Eritrea’s Standards institution (ESI) that was established in 1995 is the only institution with the rights of certifying quality of products that would be imported or exported so as to guarantee the benefits of customers. ESI has been utilizing holistic approach of standardization which is conducted with the consensus of varied sectors.  According to Mr. Beyene Misgna director of ESI the institution which has been focusing on production quality certification, is looking forward to give system certifications- which focuses on good management. At present the ESI has engineering, chemical and Biological laboratories. The institution is also planning to establish a new national standards center, to train specialists in varied areas of specializers so as to give satisfactory services.

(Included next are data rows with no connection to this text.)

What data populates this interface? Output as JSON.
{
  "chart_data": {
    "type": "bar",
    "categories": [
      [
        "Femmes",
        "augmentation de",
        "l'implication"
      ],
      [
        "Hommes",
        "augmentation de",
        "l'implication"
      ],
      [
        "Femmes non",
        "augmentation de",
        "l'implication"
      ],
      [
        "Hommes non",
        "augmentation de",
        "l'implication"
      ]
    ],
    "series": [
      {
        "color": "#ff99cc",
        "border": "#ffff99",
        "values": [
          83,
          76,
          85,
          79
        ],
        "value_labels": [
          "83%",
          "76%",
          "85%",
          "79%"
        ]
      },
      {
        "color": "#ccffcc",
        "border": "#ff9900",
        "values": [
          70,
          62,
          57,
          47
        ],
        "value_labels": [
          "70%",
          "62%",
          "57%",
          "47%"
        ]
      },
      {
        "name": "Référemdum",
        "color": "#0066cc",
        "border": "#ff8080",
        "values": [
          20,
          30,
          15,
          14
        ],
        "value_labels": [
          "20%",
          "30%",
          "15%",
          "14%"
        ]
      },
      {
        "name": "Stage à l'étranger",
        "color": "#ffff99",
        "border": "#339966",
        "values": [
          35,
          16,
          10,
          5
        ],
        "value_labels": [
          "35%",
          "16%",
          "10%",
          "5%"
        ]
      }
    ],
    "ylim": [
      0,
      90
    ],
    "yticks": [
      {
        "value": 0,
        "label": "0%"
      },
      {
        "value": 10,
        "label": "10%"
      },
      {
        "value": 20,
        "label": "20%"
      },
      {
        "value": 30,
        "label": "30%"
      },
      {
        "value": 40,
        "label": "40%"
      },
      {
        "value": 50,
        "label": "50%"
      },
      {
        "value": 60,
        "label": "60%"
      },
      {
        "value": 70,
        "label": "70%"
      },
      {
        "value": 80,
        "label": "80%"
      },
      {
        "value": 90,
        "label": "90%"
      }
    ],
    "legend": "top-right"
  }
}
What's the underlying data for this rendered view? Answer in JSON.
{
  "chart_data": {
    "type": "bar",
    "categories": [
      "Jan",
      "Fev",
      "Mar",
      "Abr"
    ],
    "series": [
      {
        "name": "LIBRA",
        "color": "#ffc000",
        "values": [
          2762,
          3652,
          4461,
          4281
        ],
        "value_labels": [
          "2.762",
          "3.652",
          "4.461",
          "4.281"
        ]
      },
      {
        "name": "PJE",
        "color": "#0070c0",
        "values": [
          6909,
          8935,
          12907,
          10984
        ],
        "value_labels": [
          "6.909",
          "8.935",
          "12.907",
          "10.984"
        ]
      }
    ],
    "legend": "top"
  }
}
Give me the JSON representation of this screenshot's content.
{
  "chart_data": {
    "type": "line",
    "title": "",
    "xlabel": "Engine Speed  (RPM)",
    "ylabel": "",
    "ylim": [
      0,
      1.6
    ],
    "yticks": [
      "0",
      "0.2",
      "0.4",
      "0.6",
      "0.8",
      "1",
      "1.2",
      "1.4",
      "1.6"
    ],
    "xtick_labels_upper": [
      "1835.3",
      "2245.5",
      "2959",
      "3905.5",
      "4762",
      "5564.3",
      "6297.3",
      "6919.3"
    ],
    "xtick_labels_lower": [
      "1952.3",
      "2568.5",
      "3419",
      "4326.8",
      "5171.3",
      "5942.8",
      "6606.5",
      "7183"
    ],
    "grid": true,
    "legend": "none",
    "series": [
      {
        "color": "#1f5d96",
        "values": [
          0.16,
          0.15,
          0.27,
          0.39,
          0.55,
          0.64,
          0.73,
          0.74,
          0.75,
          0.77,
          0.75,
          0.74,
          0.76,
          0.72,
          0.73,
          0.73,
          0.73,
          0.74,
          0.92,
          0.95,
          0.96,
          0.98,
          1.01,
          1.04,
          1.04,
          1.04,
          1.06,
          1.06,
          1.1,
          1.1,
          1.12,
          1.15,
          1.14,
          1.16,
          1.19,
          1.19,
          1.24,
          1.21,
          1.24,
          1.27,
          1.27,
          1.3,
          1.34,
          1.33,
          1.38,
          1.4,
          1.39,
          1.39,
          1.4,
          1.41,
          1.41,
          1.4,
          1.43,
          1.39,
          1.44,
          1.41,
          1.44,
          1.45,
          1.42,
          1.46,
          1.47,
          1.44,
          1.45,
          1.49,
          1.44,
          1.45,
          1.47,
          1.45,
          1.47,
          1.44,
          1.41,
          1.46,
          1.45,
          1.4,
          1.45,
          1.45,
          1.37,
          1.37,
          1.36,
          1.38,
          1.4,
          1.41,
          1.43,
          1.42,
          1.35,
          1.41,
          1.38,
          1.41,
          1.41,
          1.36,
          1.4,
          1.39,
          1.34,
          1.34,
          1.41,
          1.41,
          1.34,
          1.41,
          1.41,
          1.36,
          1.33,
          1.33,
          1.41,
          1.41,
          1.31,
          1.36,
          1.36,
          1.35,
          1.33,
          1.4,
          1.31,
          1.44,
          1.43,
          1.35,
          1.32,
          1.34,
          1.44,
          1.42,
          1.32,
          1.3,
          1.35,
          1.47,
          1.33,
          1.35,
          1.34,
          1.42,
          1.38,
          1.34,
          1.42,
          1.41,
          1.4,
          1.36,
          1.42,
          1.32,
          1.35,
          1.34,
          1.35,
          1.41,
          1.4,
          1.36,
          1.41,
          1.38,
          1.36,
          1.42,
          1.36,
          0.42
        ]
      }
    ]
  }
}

A number of foreign investors have been showing interests to install industrial plants’ in Eritrea’s free trade zones. Since the official announcement of the free trade zone in 2001, extensive infrastructural activities have been put in place. Massawa and Assab ports and air ports and other inlands have been decided to be part of the free zones. Since, current port of Massawa would not be sufficient in hosting freed zone trade activities, Dr. Araya Tsegay, head of Free zones authority said that a new regional port that would accommodate vast trading activities would constructed in Massawa. Pointing out the advantages the foreign investors and the host country would gain Dr. Araya said Eritrea is creating good investment grounds to attract as many investors. A three-day symposium of the ministry of trade and industry was concluded by issuing varied programs to be implemented in all sub-sectors of the ministry.